S2: Data Management in nano safety research
Nanosafety research is rapidly transforming into a highly competitive and data intensive field. Translational research, the introduction of nanoinformatics and the shift towards big data introduce the need for complex data capture, storage, handling and analysis. This combination is called data management and is the most neglected aspect of scientific research, with few laboratories having established processes to automatically capture, store and make data (primary and metadata) available on demand. Data management, if done correctly, ensures that collected data stay safe, can be easily handled and analysed, and is continuously available via data repositories. Data management has become even more significant due to requirements for Horizon 2020 (H2020) project data to be FAIR (Findable, Accessible, Interoperable, and Re-usable) and compatible with the EU Observatory for Nanomaterials (EUON).

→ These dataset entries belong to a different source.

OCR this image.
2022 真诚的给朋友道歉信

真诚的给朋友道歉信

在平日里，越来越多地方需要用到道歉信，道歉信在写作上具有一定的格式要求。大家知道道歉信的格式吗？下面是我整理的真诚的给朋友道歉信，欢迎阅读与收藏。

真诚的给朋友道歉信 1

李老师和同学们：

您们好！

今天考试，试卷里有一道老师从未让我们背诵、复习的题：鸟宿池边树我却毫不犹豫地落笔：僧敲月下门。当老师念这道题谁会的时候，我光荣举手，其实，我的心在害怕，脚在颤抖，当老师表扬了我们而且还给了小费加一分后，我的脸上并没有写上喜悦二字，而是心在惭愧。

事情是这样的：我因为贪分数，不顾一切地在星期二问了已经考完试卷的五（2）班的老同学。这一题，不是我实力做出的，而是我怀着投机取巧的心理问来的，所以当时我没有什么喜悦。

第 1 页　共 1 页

The H2020 infrastructure project NanoCommons will design, test and implement detailed data management processes that can be offered to the wider nanosafety community. The NanoCommons data management process starts from the data generation step, rather than being a post-processing step (chore whose value is not apparent to researchers). Capturing data upfront will facilitate research and the subsequent analysis and publication. To this end, the use of online notebooks, capturing data as it is created, and linking a few instruments locally or laboratories around the world through local (LAN) or wide (WAN) networks, is a first critical step. Online notebooks can facilitate data harmonisation and enhance data quality through easy to setup and implement templates that are versatile (can import and/or modify existing protocols and tools) and allow full version control, making it suitable for assay/method development. Templates can also enhance data standardisation and quality control (QC) for regulatory testing, by linking to standard operating procedures and associated data capture formats. While the proposed process substantially decreases the time needed to gather, sort, manipulate and analyse experimental data, and is an enormous step forward, it doesn’t replace dedicated data curators to integrate and QC larger or historic datasets, but should allow them to focus on the earlier steps of template generation and data harmonisation.